While the rest of the world adjusts to their own 'new normal,' I am learning to practice mindful breathing, meditation, journaling, and use positive affirmations.
After a long, heartfelt conversation with my husband, I’ve signed up for online therapy, considering that we expect to be spending the next few months at home. It hasn’t been long but, already, the first few sessions of Cognitive Behavioral Therapy have helped. While the rest of the world adjusts to their own "new normal," I am learning to practice mindful breathing, meditation, journaling, and use positive affirmations. Some days are better than others, but my awareness of my cognitive distortions brings me hope, even on the days that are tough.
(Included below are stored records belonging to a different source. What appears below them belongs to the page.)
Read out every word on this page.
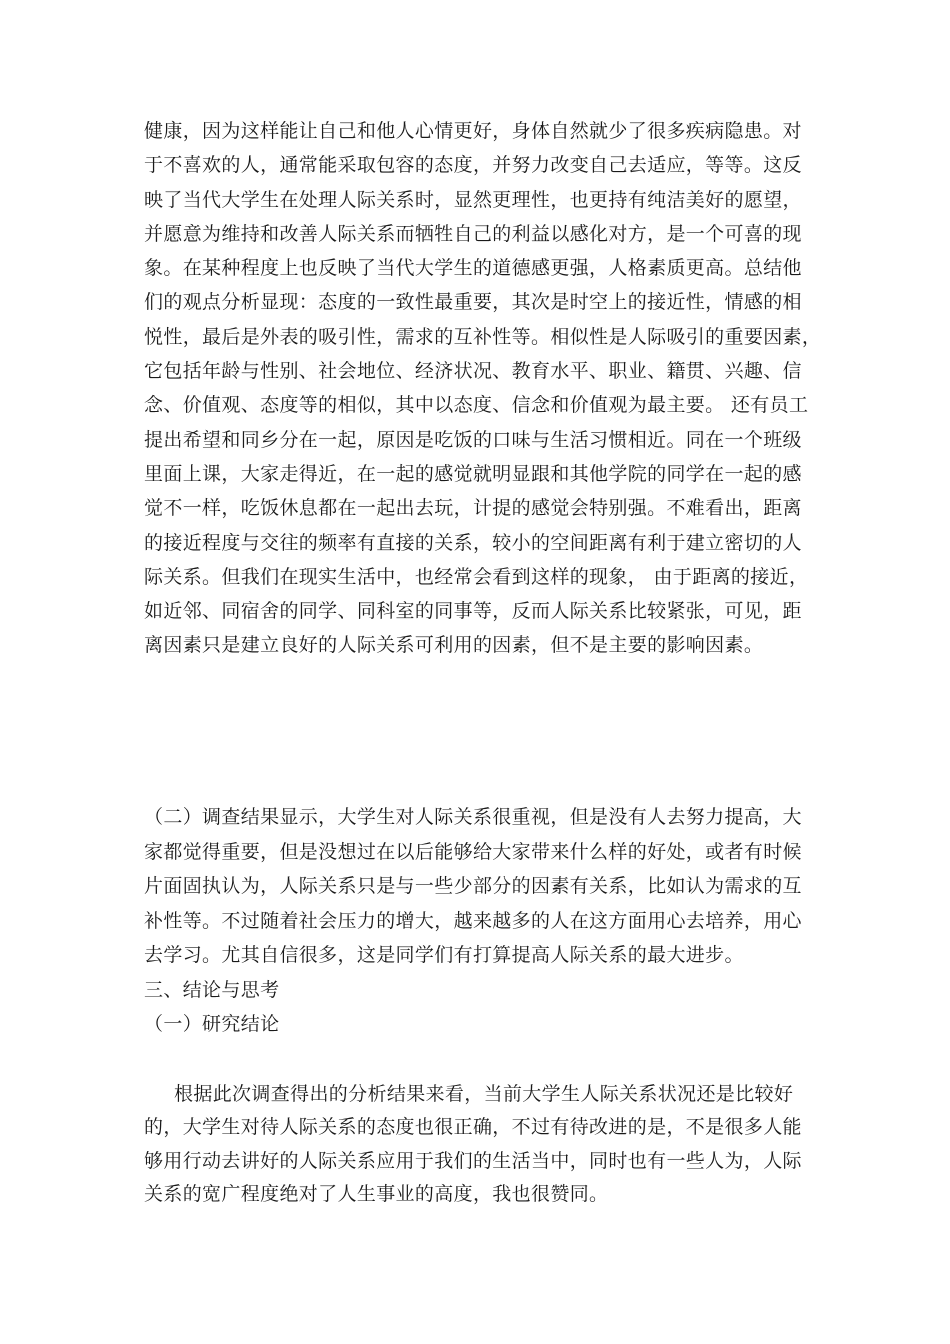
健康，因为这样能让自己和他人心情更好，身体自然就少了很多疾病隐患。对
于不喜欢的人，通常能采取包容的态度，并努力改变自己去适应，等等。这反
映了当代大学生在处理人际关系时，显然更理性，也更持有纯洁美好的愿望，
并愿意为维持和改善人际关系而牺牲自己的利益以感化对方，是一个可喜的现
象。在某种程度上也反映了当代大学生的道德感更强，人格素质更高。总结他
们的观点分析显现：态度的一致性最重要，其次是时空上的接近性，情感的相
悦性，最后是外表的吸引性，需求的互补性等。相似性是人际吸引的重要因素，
它包括年龄与性别、社会地位、经济状况、教育水平、职业、籍贯、兴趣、信
念、价值观、态度等的相似，其中以态度、信念和价值观为最主要。 还有员工
提出希望和同乡分在一起，原因是吃饭的口味与生活习惯相近。同在一个班级
里面上课，大家走得近，在一起的感觉就明显跟和其他学院的同学在一起的感
觉不一样，吃饭休息都在一起出去玩，计提的感觉会特别强。不难看出，距离
的接近程度与交往的频率有直接的关系，较小的空间距离有利于建立密切的人
际关系。但我们在现实生活中，也经常会看到这样的现象， 由于距离的接近，
如近邻、同宿舍的同学、同科室的同事等，反而人际关系比较紧张，可见，距
离因素只是建立良好的人际关系可利用的因素，但不是主要的影响因素。
（二）调查结果显示，大学生对人际关系很重视，但是没有人去努力提高，大
家都觉得重要，但是没想过在以后能够给大家带来什么样的好处，或者有时候
片面固执认为，人际关系只是与一些少部分的因素有关系，比如认为需求的互
补性等。不过随着社会压力的增大，越来越多的人在这方面用心去培养，用心
去学习。尤其自信很多，这是同学们有打算提高人际关系的最大进步。
三、结论与思考
（一）研究结论
根据此次调查得出的分析结果来看，当前大学生人际关系状况还是比较好
的，大学生对待人际关系的态度也很正确，不过有待改进的是，不是很多人能
够用行动去讲好的人际关系应用于我们的生活当中，同时也有一些人为，人际
关系的宽广程度绝对了人生事业的高度，我也很赞同。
I’d be lying if I didn’t admit I am afraid of the stigma around mental illness. As an Indian woman, I’m expected to sort out my issues by talking to my friends and family, and if there are issues deeper than that, then they’re accompanied by the very real fear of being labelled "crazy" or "neurotic."
Lately I’ve confided in a few friends, but I don’t think they know what it means to have ADHD. I’m not even sure I understand completely. What I do know is understanding how my brain is wired is a process that will take time and patience. While I am now comfortable enough to associate myself with the four letters that impact every day of my life, I still have a long way to go. I’m relieved to have taken my first step on the road to recovery, and I’m hoping that it’s the hardest one.